Wie kann die Leistungsfähigkeit der Datenanalyse bei zerstörungsfreien Prüfungen von kritischen Bauteilen während Stillständen in Kernkraftwerken verbessert werden? Das Projekt AUTEND liefert darauf eine Antwort in Form einer integrierten KI-Lösung.
Die Business Unit Omexom NDT Engineering & Services, eine Tochtergesellschaft von VINCI Energies, ist auf die Planung, Qualifizierung und Ausführung vor Ort von automatisierten zerstörungsfreien Prüfverfahren für kritische Bauteile in Kernkraftwerken des französischen Betreibers EDF spezialisiert. Anders ausgedrückt führt sie Prüfungen an kerntechnischen Anlagen durch. Dabei kommen hauptsächlich Ultraschall- und Wirbelstromverfahren zum Einsatz.
„Die Robotertechnik hat hier für enorme Fortschritte gesorgt. Die Datenerfassung und Signal- bzw. Fehlererkennung geht immer schneller“, so Jean-François Herr, BU-Leiter Omexom NDT Engineering & Services. „Aber trotzdem muss die Echtzeitanalyse dieser Daten nach wie vor durch Menschen erfolgen.”
Symbolische KI
Angesichts der Renaissance der Kernkraft steigen Häufigkeit und Anzahl der Inspektion kerntechnischer Anlagen. Deshalb suchte Omexom NDT Engineering & Services nach einer Lösung zur Vereinfachung und gleichzeitigen Beschleunigung der Arbeit der Analyst:innen vor Ort durch die automatische, KI-gestützte Erkennung der inspizierten Bereiche.
„Die Produktivität der Datenanalyse dürfte um 30 % zunehmen.”
Mit diesem Ziel startete die in der Nähe der südfranzösischen Stadt Valence ansässige Business Unit das Projekt AUTEND. Die Abkürzung steht im Französischen für „Automatische Analyse von zerstörungsfreien Prüfungen“. Durchgeführt wird das Projekt gemeinsam mit ALLONIA, einem französischen Start-up mit leistungsfähiger KI-Plattform, sowie dem Akustiklabor der Universität Le Mans (LAUM).

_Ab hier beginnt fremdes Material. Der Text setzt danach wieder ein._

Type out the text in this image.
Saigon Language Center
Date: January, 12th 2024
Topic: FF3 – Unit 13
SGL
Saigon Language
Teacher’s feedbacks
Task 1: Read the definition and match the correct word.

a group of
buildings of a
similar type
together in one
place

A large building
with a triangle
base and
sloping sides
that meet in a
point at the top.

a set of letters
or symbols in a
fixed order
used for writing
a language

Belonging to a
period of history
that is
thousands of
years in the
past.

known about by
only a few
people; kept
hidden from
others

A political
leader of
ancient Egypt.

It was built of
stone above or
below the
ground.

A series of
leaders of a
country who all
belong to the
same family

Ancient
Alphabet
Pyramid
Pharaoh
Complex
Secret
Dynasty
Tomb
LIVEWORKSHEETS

Die Projektsteuerung liegt bei Omexom NDT Engineering & Services, während ALLONIA für Konzeption und Entwicklung der KI-Plattform sowie die Industrialisierung der Fachanwendung verantwortlich zeichnet und das LAUM zur Optimierung des Analyseverfahrens und der Datenverarbeitung beiträgt. Das Projekt mit einer Laufzeit von zweieinhalb Jahren (2022-2024) wird im Rahmen des Konjunkturprogramms France 2030 vom französischen Wirtschafts- und Finanzministerium sowie Bpifrance mit 2,5 Mio. Euro gefördert.
„Um die kerntechnische Sicherheit zu gewährleisten, arbeiten wir mit einer so genannten symbolischen KI. Anders als beim Maschinellen Lernen oder beim Deep Learning, wo es manchmal zu Ausreißern kommt, sind wir hier jederzeit Herr der Lage, weil eine solche KI nicht als Blackbox eingesetzt werden kann“, erläutert Herr. Auch das Hosting erfolgt über eine gesicherte Cloud, so dass die umfassende Kontrolle der Datenverarbeitung durch die Nutzer:innen gewährleistet ist.
Produktivität und Qualität
Die ersten Tests von AUTEND seit September 2023 konzentrieren sich auf die Datenanalyse der Wirbelstromprüfungen an Dampferzeugerleitungen in Kernkraftwerken. Der Algorithmus erkennt Bereiche, auf die die Analyst:innen ihre Arbeit konzentrieren müssen.
„Wir handeln so auf zwei Ebenen, nämlich bei der Produktivität der Datenanalyse, die um 30 % zunehmen dürfte, und bei der Qualität, weil die KI alle vorher aufgetretenen Fälle kennt und so eine zusätzliche Überprüfung durchführen kann“, erläutert Herr.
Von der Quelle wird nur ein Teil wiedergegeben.